Within expectations – Reported 1HFY13 net profit of RM415.0m was within expectations, accounting for 50.6% of HLIB’s estimate and 51.2% of consensus full year estimates.
Declared second interim dividend of 68 sen/share (1QFY12: 65 sen/share), representing 93.7% payout or 2.3% yield. This is in line with our total dividend forecast of RM2.74, hence are maintaining our estimates for now.
Market share: BAT continued to grow its momentum with 61.5% (+1ppt yoy). Dunhill continued to strengthen its position in the industry, recording a marginal growth of 0.3ppt in market share. It was the key driver to BAT’s market share growth as it was partially offset by the aggregate declines across the rest of the portfolio (-0.6ppt). Pall Mall’s and Peter Stuyvesant’s market share stayed resilient with a collective share of 8.2% (-0.5ppt yoy).

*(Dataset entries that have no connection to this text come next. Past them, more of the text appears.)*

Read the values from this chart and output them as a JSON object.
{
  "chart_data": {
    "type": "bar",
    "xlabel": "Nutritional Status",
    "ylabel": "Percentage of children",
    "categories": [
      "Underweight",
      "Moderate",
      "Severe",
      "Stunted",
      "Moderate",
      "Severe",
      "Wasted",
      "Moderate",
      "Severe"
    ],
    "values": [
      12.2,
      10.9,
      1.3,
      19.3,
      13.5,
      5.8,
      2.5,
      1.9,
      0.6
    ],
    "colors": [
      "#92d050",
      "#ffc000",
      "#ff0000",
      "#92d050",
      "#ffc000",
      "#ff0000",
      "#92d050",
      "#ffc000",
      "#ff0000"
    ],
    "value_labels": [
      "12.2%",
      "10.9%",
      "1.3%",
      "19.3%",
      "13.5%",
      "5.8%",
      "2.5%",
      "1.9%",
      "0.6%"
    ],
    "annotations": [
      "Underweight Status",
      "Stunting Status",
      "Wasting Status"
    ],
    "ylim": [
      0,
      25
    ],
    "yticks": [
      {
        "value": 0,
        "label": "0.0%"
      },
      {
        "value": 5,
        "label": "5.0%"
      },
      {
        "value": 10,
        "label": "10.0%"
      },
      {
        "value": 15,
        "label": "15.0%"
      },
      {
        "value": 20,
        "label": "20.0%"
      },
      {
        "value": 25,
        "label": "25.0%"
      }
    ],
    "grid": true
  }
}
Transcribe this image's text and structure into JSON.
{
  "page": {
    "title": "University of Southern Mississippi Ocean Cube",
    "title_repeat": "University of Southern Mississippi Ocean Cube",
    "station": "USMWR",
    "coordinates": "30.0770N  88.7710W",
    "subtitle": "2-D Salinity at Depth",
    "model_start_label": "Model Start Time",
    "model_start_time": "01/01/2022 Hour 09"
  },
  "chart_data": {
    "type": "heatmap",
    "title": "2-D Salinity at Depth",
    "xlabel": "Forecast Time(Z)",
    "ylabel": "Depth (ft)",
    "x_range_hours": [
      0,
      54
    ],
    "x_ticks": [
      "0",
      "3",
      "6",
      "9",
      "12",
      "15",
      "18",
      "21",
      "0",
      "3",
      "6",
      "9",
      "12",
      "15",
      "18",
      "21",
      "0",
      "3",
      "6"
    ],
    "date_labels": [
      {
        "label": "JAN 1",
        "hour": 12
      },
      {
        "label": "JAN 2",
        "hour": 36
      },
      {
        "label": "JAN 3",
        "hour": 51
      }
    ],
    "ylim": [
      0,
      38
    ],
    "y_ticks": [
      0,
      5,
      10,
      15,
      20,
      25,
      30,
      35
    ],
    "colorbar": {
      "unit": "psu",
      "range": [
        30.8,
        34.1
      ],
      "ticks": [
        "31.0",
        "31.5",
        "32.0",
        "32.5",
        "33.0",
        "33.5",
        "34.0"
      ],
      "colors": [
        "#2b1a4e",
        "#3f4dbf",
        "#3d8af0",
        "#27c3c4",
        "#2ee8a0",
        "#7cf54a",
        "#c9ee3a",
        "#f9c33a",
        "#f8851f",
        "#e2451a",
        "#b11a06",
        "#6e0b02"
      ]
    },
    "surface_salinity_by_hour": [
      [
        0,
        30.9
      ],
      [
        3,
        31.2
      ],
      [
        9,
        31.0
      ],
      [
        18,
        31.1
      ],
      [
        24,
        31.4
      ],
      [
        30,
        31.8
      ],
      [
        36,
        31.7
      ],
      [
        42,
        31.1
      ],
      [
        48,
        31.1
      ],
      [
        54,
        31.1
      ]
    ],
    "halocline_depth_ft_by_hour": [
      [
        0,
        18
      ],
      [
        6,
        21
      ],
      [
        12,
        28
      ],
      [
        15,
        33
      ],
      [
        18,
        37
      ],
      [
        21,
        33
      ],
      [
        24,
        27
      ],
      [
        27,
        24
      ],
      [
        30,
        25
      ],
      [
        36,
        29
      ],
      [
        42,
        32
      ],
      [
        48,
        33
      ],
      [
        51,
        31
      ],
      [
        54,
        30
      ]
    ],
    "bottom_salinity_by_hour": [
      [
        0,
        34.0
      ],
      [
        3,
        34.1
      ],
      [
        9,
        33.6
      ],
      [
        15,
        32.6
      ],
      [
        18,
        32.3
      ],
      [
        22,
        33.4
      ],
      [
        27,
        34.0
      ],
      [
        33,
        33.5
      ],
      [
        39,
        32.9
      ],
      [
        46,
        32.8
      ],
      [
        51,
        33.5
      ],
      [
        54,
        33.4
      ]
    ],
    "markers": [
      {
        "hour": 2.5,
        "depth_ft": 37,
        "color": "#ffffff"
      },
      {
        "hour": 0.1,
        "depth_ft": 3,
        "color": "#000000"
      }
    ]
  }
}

The group has been trying to improve its VFM brands via the re-launch of Pall mall Menthol Range in June 13 and innovation pack upgrade for Peter Stuyvesant in July 13. We expect to see marginal impact from these efforts in 2HFY13.
Given the contradicting yoy volume decline and growing market share, we believe the latter is at the expense of the market share of remaining players. The market remained weak from the high levels of illicit cigarettes (smuggled whites). Also, weakening in BAT’s volume is expected in 2H as a result of the increase of 30 sens/pack in June.
Illicit whites are still the major concern despite the two continuous declines (Wave 3 ’12 and Wave 1 ’13). Total illicits were down 0.2% in Wave 1 ’13, contributed by the 0.5ppt decline in whites, partially offset by the increase of kreteks by 0.3ppt.
BAT remained cautious with the outlook for 2HFY13. We are expecting the remaining 2 quarters to be flattish as well, with negative exposure to the potential excise duty hike.
Regulatory-wise, management highlighted that the reduction in tar and nicotine content will be done in 2 phases from current 20mg and 1.5mg tar and nicotine respectively to 15 mg and 1.25mg in Jan ’14 and 10mg and 1.0mg in June ’15. Pictorial health warnings on the front packaging would also be enlarged to 50% from current 40% in Jan ’14.
(1) Exceptionally higher excise duty hike; (2) Increase in illicit trade volume; (3) Weaker-than-expected TIV; and (4) Regulation tightening.
Unchanged.
HOLD
Positives – (1) High dividend yield stocks; (2) Countercyclical share price pattern; (3) Oligopoly industry; and (4) Resilient earnings and low capex requirements.
Negatives – (1) Highly regulated industry; (2) Potential excise duty hike; (3) High level of illicit cigarettes in the market; and (4) Prices already reflect fundamentals
Maintain HOLD with higher TP of RM59.86 from RM56.19 based on DCF valuations, as we roll forward our valuations to FY14.